The federal government estimates that 70% of American seniors will eventually require long-term health care services, and others will need nursing home care.

If you become one of the millions of people in these circumstances, you will likely need Medicaid to cover your care due to the high costs involved.

About long-term care

Although many younger people qualify for low-cost health insurance, Medicaid spends most of its funds on long-term and disability care for senior citizens. In the absence of an affordable long-term care program in our country, even people who are well off financially must spend down to meet the Medicaid requirements if they need this kind of health care.

About nursing home care

Medicaid coverage is also available for seniors who need nursing home care. A 2015 survey found that the average cost of a semi-private room in a nursing home is over $80,000 annually. Medicaid enables older Americans who are in impoverished circumstances to have this kind of care.

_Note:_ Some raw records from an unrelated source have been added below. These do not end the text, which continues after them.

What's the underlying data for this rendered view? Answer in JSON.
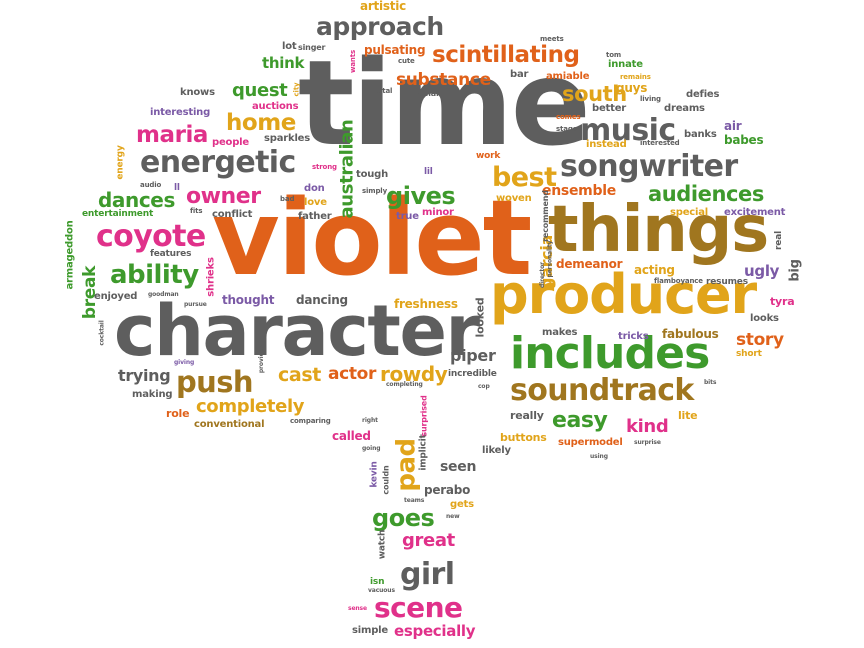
{
  "palette": {
    "orange": "#e0611a",
    "gray": "#5e5e5e",
    "green": "#3e9a2c",
    "pink": "#e0318a",
    "purple": "#7b5aa6",
    "gold": "#e1a41a",
    "brown": "#a0761f"
  },
  "words": [
    {
      "text": "time",
      "color": "gray"
    },
    {
      "text": "violet",
      "color": "orange"
    },
    {
      "text": "character",
      "color": "gray"
    },
    {
      "text": "things",
      "color": "brown"
    },
    {
      "text": "producer",
      "color": "gold"
    },
    {
      "text": "includes",
      "color": "green"
    },
    {
      "text": "soundtrack",
      "color": "brown"
    },
    {
      "text": "songwriter",
      "color": "gray"
    },
    {
      "text": "energetic",
      "color": "gray"
    },
    {
      "text": "scintillating",
      "color": "orange"
    },
    {
      "text": "approach",
      "color": "gray"
    },
    {
      "text": "music",
      "color": "gray"
    },
    {
      "text": "coyote",
      "color": "pink"
    },
    {
      "text": "audiences",
      "color": "green"
    },
    {
      "text": "ability",
      "color": "green"
    },
    {
      "text": "push",
      "color": "brown"
    },
    {
      "text": "maria",
      "color": "pink"
    },
    {
      "text": "home",
      "color": "gold"
    },
    {
      "text": "owner",
      "color": "pink"
    },
    {
      "text": "dances",
      "color": "green"
    },
    {
      "text": "gives",
      "color": "green"
    },
    {
      "text": "best",
      "color": "gold"
    },
    {
      "text": "south",
      "color": "gold"
    },
    {
      "text": "substance",
      "color": "orange"
    },
    {
      "text": "quest",
      "color": "green"
    },
    {
      "text": "think",
      "color": "green"
    },
    {
      "text": "completely",
      "color": "gold"
    },
    {
      "text": "easy",
      "color": "green"
    },
    {
      "text": "kind",
      "color": "pink"
    },
    {
      "text": "story",
      "color": "orange"
    },
    {
      "text": "girl",
      "color": "gray"
    },
    {
      "text": "goes",
      "color": "green"
    },
    {
      "text": "great",
      "color": "pink"
    },
    {
      "text": "scene",
      "color": "pink"
    },
    {
      "text": "especially",
      "color": "pink"
    },
    {
      "text": "pad",
      "color": "gold"
    },
    {
      "text": "rowdy",
      "color": "gold"
    },
    {
      "text": "cast",
      "color": "gold"
    },
    {
      "text": "actor",
      "color": "orange"
    },
    {
      "text": "trying",
      "color": "gray"
    },
    {
      "text": "ensemble",
      "color": "orange"
    },
    {
      "text": "australian",
      "color": "green"
    },
    {
      "text": "garcia",
      "color": "gold"
    },
    {
      "text": "break",
      "color": "green"
    },
    {
      "text": "artistic",
      "color": "gold"
    },
    {
      "text": "pulsating",
      "color": "orange"
    },
    {
      "text": "singer",
      "color": "gray"
    },
    {
      "text": "lot",
      "color": "gray"
    },
    {
      "text": "knows",
      "color": "gray"
    },
    {
      "text": "auctions",
      "color": "pink"
    },
    {
      "text": "interesting",
      "color": "purple"
    },
    {
      "text": "people",
      "color": "pink"
    },
    {
      "text": "sparkles",
      "color": "gray"
    },
    {
      "text": "energy",
      "color": "gold"
    },
    {
      "text": "audio",
      "color": "gray"
    },
    {
      "text": "entertainment",
      "color": "green"
    },
    {
      "text": "conflict",
      "color": "gray"
    },
    {
      "text": "features",
      "color": "gray"
    },
    {
      "text": "fits",
      "color": "gray"
    },
    {
      "text": "ll",
      "color": "purple"
    },
    {
      "text": "bad",
      "color": "gray"
    },
    {
      "text": "don",
      "color": "purple"
    },
    {
      "text": "love",
      "color": "gold"
    },
    {
      "text": "father",
      "color": "gray"
    },
    {
      "text": "strong",
      "color": "pink"
    },
    {
      "text": "simply",
      "color": "gray"
    },
    {
      "text": "tough",
      "color": "gray"
    },
    {
      "text": "lil",
      "color": "purple"
    },
    {
      "text": "true",
      "color": "purple"
    },
    {
      "text": "minor",
      "color": "pink"
    },
    {
      "text": "work",
      "color": "orange"
    },
    {
      "text": "woven",
      "color": "gold"
    },
    {
      "text": "digital",
      "color": "gray"
    },
    {
      "text": "small",
      "color": "gray"
    },
    {
      "text": "cute",
      "color": "gray"
    },
    {
      "text": "wants",
      "color": "pink"
    },
    {
      "text": "city",
      "color": "gold"
    },
    {
      "text": "bar",
      "color": "gray"
    },
    {
      "text": "amiable",
      "color": "orange"
    },
    {
      "text": "innate",
      "color": "green"
    },
    {
      "text": "meets",
      "color": "gray"
    },
    {
      "text": "tom",
      "color": "gray"
    },
    {
      "text": "remains",
      "color": "gold"
    },
    {
      "text": "guys",
      "color": "gold"
    },
    {
      "text": "living",
      "color": "gray"
    },
    {
      "text": "dreams",
      "color": "gray"
    },
    {
      "text": "defies",
      "color": "gray"
    },
    {
      "text": "banks",
      "color": "gray"
    },
    {
      "text": "air",
      "color": "purple"
    },
    {
      "text": "babes",
      "color": "green"
    },
    {
      "text": "better",
      "color": "gray"
    },
    {
      "text": "interested",
      "color": "gray"
    },
    {
      "text": "instead",
      "color": "gold"
    },
    {
      "text": "stage",
      "color": "gray"
    },
    {
      "text": "comes",
      "color": "orange"
    },
    {
      "text": "special",
      "color": "gold"
    },
    {
      "text": "excitement",
      "color": "purple"
    },
    {
      "text": "recommend",
      "color": "gray"
    },
    {
      "text": "personality",
      "color": "gray"
    },
    {
      "text": "real",
      "color": "gray"
    },
    {
      "text": "big",
      "color": "gray"
    },
    {
      "text": "director",
      "color": "gray"
    },
    {
      "text": "demeanor",
      "color": "orange"
    },
    {
      "text": "acting",
      "color": "gold"
    },
    {
      "text": "flamboyance",
      "color": "gray"
    },
    {
      "text": "resumes",
      "color": "gray"
    },
    {
      "text": "ugly",
      "color": "purple"
    },
    {
      "text": "tyra",
      "color": "pink"
    },
    {
      "text": "fabulous",
      "color": "brown"
    },
    {
      "text": "looks",
      "color": "gray"
    },
    {
      "text": "tricks",
      "color": "purple"
    },
    {
      "text": "makes",
      "color": "gray"
    },
    {
      "text": "short",
      "color": "gold"
    },
    {
      "text": "bits",
      "color": "gray"
    },
    {
      "text": "lite",
      "color": "gold"
    },
    {
      "text": "really",
      "color": "gray"
    },
    {
      "text": "buttons",
      "color": "gold"
    },
    {
      "text": "supermodel",
      "color": "orange"
    },
    {
      "text": "surprise",
      "color": "gray"
    },
    {
      "text": "using",
      "color": "gray"
    },
    {
      "text": "likely",
      "color": "gray"
    },
    {
      "text": "surprised",
      "color": "pink"
    },
    {
      "text": "implicit",
      "color": "gray"
    },
    {
      "text": "seen",
      "color": "gray"
    },
    {
      "text": "perabo",
      "color": "gray"
    },
    {
      "text": "gets",
      "color": "gold"
    },
    {
      "text": "new",
      "color": "gray"
    },
    {
      "text": "teams",
      "color": "gray"
    },
    {
      "text": "watch",
      "color": "gray"
    },
    {
      "text": "isn",
      "color": "green"
    },
    {
      "text": "vacuous",
      "color": "gray"
    },
    {
      "text": "sense",
      "color": "pink"
    },
    {
      "text": "simple",
      "color": "gray"
    },
    {
      "text": "kevin",
      "color": "purple"
    },
    {
      "text": "couldn",
      "color": "gray"
    },
    {
      "text": "going",
      "color": "gray"
    },
    {
      "text": "right",
      "color": "gray"
    },
    {
      "text": "called",
      "color": "pink"
    },
    {
      "text": "comparing",
      "color": "gray"
    },
    {
      "text": "cop",
      "color": "gray"
    },
    {
      "text": "conventional",
      "color": "brown"
    },
    {
      "text": "role",
      "color": "orange"
    },
    {
      "text": "making",
      "color": "gray"
    },
    {
      "text": "giving",
      "color": "purple"
    },
    {
      "text": "provides",
      "color": "gray"
    },
    {
      "text": "enjoyed",
      "color": "gray"
    },
    {
      "text": "goodman",
      "color": "gray"
    },
    {
      "text": "pursue",
      "color": "gray"
    },
    {
      "text": "shrieks",
      "color": "pink"
    },
    {
      "text": "thought",
      "color": "purple"
    },
    {
      "text": "dancing",
      "color": "gray"
    },
    {
      "text": "freshness",
      "color": "gold"
    },
    {
      "text": "looked",
      "color": "gray"
    },
    {
      "text": "incredible",
      "color": "gray"
    },
    {
      "text": "completing",
      "color": "gray"
    },
    {
      "text": "piper",
      "color": "gray"
    },
    {
      "text": "armageddon",
      "color": "green"
    },
    {
      "text": "cocktail",
      "color": "gray"
    }
  ]
}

The impact of the Deficit Reduction Act

Congress passed the Deficit Reduction Act in 2005, a piece of legislation that directly affected the Medicaid and Medicare programs. If you are interested in applying for Medicaid, legal guidance can help you understand how this law affects your eligibility. The goal of the DRA was to give states increased flexibility so that more people could have Medicaid coverage at a lower cost. However, the Act requires all applicants to provide proof of American citizenship. It has also made the transfer of assets more difficult.

How to proceed

If you are an older American, you should not overlook the importance of Medicaid for seniors. No matter what your income level, no matter how few or how many assets you have, your state of health may someday prompt the need for long-term or nursing home care. Keep in mind that the Deficit Reduction Act may affect your eligibility for Medicaid, so explore your legal options to find out how best to proceed.